Cuando Ariakas decidía aparecer por su casa, el enano y su anfitrión a menudo lo celebraban hasta altas horas de la noche, explorando las tabernas y posadas de Sanction. Por lo general se emborrachaban como cubas, de vez en cuando se tropezaban —y salían victoriosos de ella— con alguna pelea, y siempre Ariakas encontraba en el enano un alma gemela, diciéndose que un auténtico guerrero es un guerrero ante todo, sea enano o humano.

El hylar pasaba el tiempo buscando información sobre los zhakars, una tarea que se había vuelto sumamente difícil durante las semanas que siguieron a su confrontación en La Jarra de Verdín. Era como si todos aquellos enanos misteriosos se hubieran ocultado bajo tierra, a juzgar por la poca información que Ferros pudo reunir.
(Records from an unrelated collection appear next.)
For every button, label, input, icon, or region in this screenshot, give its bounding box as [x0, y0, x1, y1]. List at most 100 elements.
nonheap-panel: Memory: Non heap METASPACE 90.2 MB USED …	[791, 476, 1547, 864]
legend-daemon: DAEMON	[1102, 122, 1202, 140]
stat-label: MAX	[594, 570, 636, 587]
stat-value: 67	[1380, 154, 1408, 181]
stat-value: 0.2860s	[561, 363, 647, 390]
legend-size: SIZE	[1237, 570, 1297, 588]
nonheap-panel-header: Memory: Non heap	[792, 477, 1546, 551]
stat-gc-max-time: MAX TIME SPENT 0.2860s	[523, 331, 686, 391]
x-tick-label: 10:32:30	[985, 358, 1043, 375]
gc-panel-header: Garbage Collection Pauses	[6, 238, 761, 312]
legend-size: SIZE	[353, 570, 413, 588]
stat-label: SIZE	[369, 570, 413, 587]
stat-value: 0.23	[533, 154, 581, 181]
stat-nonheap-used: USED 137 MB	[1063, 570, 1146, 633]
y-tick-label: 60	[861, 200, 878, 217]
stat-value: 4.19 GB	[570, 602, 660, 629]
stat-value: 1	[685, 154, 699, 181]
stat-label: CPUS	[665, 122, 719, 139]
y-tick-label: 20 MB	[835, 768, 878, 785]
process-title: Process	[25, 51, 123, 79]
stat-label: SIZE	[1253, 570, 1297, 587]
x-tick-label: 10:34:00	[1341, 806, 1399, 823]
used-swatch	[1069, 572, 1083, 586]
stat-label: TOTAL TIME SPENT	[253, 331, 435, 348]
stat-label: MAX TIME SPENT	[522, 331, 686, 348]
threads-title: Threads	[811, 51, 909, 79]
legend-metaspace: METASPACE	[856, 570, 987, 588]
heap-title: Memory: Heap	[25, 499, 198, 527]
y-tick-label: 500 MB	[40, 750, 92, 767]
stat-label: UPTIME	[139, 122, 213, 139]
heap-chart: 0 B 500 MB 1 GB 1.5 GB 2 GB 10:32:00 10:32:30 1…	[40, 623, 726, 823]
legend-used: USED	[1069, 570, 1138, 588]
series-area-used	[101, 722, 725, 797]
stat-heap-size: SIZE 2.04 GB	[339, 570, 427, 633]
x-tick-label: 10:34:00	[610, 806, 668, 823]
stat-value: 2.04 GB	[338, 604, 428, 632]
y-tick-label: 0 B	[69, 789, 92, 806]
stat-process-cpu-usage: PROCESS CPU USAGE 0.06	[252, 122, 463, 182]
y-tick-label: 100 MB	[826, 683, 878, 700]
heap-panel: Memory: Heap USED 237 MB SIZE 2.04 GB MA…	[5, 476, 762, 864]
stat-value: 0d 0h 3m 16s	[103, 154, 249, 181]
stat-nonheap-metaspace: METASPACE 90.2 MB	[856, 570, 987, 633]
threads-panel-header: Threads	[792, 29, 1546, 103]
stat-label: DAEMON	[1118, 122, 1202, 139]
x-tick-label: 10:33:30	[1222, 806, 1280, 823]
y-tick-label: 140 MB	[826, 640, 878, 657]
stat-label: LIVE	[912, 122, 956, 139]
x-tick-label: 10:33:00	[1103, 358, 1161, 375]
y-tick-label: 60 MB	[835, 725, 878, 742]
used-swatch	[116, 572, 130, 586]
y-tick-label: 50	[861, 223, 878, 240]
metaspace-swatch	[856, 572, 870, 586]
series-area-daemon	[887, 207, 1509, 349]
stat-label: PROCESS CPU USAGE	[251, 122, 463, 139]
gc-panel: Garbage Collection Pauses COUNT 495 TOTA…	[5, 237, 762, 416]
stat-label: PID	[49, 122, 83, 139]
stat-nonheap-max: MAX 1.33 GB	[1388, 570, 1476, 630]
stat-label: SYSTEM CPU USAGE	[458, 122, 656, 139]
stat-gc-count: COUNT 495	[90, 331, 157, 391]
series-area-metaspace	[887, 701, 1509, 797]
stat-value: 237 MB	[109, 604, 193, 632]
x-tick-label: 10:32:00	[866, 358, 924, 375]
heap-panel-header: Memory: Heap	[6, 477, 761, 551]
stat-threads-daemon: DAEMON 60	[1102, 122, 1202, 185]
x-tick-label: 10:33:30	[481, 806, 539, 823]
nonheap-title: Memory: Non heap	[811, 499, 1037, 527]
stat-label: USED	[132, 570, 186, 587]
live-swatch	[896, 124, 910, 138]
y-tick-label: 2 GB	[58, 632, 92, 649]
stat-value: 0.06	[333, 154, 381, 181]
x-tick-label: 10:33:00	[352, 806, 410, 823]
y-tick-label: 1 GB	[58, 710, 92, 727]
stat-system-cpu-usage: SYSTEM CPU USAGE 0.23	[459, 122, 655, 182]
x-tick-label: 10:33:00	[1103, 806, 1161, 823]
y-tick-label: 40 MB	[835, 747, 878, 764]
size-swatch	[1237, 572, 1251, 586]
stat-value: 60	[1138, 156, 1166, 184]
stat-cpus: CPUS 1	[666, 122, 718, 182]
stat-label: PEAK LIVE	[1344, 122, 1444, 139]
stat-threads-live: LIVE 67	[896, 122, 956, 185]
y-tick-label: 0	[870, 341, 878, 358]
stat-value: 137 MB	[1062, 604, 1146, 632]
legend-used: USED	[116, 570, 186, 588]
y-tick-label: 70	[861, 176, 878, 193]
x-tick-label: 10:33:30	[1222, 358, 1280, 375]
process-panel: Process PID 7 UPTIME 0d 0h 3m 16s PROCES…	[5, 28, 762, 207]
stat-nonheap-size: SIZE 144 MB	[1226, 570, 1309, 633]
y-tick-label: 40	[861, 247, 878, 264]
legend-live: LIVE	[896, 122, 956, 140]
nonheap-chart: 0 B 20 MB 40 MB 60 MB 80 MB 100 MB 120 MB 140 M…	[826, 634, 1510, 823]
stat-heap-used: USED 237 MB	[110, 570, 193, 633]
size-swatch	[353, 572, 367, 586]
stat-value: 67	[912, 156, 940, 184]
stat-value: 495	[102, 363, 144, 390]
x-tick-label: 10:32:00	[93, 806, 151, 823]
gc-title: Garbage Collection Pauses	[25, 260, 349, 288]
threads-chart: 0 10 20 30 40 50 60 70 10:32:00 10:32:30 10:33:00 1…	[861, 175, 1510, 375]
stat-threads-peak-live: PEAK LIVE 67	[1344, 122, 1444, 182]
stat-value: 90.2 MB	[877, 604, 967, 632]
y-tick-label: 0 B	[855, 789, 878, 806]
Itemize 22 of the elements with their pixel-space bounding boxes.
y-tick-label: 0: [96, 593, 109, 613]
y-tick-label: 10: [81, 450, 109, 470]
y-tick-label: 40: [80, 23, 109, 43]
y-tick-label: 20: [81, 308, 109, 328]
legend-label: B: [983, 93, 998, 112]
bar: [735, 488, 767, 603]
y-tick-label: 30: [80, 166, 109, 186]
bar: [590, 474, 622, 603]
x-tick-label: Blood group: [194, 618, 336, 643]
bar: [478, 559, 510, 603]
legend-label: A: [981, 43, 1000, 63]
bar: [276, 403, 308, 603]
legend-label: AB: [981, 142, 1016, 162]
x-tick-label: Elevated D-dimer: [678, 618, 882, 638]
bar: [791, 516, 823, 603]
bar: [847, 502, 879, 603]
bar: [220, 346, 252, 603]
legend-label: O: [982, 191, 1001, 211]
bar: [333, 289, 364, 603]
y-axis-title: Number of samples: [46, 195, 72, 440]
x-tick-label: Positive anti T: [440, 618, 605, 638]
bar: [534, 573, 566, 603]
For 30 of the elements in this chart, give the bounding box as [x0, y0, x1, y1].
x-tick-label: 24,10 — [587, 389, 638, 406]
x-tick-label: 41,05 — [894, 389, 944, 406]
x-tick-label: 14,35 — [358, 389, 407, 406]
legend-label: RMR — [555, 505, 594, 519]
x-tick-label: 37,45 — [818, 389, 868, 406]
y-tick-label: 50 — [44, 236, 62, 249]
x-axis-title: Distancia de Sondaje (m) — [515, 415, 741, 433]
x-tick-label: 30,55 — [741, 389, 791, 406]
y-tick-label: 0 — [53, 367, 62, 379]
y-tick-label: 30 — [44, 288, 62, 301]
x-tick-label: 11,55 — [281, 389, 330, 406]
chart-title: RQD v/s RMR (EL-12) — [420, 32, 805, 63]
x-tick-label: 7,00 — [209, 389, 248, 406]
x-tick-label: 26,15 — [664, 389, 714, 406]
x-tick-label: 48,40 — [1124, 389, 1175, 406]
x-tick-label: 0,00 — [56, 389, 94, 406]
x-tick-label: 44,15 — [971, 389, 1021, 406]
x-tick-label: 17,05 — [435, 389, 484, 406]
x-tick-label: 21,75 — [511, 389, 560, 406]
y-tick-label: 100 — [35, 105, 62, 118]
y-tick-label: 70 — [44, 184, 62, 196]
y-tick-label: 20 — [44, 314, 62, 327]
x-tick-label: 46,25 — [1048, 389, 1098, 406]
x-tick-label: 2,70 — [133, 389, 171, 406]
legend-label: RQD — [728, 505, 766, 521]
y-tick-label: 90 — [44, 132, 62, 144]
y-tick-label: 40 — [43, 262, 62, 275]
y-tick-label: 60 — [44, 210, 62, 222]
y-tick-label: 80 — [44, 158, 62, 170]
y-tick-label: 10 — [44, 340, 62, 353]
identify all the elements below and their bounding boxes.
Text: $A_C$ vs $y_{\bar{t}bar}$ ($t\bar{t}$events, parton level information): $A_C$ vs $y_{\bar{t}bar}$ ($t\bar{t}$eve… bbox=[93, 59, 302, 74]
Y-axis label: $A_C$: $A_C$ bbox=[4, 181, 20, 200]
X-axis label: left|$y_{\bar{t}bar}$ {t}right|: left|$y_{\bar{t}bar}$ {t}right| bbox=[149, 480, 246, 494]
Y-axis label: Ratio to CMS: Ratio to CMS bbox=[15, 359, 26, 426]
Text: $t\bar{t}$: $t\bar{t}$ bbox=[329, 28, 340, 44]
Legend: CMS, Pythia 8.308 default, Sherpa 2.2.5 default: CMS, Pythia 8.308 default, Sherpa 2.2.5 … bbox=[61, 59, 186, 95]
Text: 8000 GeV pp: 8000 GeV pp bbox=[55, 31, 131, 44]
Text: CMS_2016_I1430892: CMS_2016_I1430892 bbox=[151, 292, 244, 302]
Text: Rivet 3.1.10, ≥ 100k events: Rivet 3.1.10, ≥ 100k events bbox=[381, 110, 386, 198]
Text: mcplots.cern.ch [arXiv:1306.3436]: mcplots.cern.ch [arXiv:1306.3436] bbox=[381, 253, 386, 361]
Cada vez más irritable a medida que el tiempo transcurría sin éxito, Ferros Viento Cincelador empezó a quejarse de la vida en Sanction.

Su lamentación favorita era protestar de que el lugar estaba infestado de diminutas y aguijoneantes chinches, e insistía, mostrando a su amigo las dolorosas marcas en carne viva, en que insectos repugnantes se daban banquetes nocturnos con su carne. Ariakas no se veía afectado por ninguna picadura, pero no podía negar la realidad de los sufrimientos de su compañero.

Lo mejor que Ferros consiguió con respecto a su misión para localizar Zhakar fue una descripción de segunda mano de un intrincada ruta, obtenida de un viejo capitán de barco. El hombre afirmaba que, en una ocasión, había conocido a un enano de Zhakar que había comentado algunos detalles sobre su tierra natal; detalles que el capitán relató al hylar a cambio de las dos barricas de cerveza consumidas durante la conversación.

De todas las actividades que realizaba, dentro y fuera del templo, Ariakas descubrió que las lecciones de lucha con Lyrelee eran las más atractivas y estimulantes. La mujer sabía una barbaridad, y se mostraba ansiosa por compartir sus conocimientos. El guerrero, por su parte, empezó a instruir a Lyrelee y a algunos novicios en el uso de la espada, la daga y el arco; las tres armas con las que se sentía más cómodo.

Siguió pensando que la sacerdotisa era una mujer seductora y, por vez primera desde su estancia en la torre, empezó a pensar en la deliciosa perspectiva de una satisfacción física de carácter íntimo. Desde su llegada a la ciudad había contratado prostitutas de un modo rutinario, pero consideraba el tiempo pasado con ellas poco más que un disfrute efímero e impersonal.

Ariakas pasaba tiempo hablando con la mujer después de que los otros alumnos hubieran abandonado la clase, y detectaba que también ella sentía despertar el deseo. Recordaba la advertencia de Takhisis con respecto a sus mujeres, pero en ocasiones intentaba convencerse de que ello no podría realmente aplicarse a la ágil sacerdotisa. ¡Sin duda una mujer que trabajaba con tanta diligencia para servir a la Reina de la Oscuridad no podía verse convertida en cabeza de turco para su castigo!

Éstos eran los pensamientos que ocupaban su mente mientras regresaba a casa, mucho después de la puesta de sol, una noche de finales del verano. Acababa de atravesar el puente central, que estaba atestado incluso a una hora tan tardía, y había empezado a recorrer el sinuoso sendero que ascendía por la colina en dirección a su palaciega residencia.

Una silueta escurridiza se movió por entre las sombras de un callejón, y Ariakas giró en redondo, alargando la mano hacia la espada de negra hoja… aunque no desenvainó el arma.

Envuelta en ropas oscuras, una figura de corta estatura avanzó hacia él arrastrando los pies, hasta detenerse a un metro de distancia. El mercenario no pudo distinguir ningún rasgo bajo la enorme capucha.

—Patraña Quiebra Acero quiere verte —siseó el encapuchado—. Se reunirá contigo mañana por la noche, a solas. Aguarda en el centro de la plaza de Fuego a medianoche.

Antes de que Ariakas pudiera responder, la encorvada figura se internó entre las sombras y desapareció.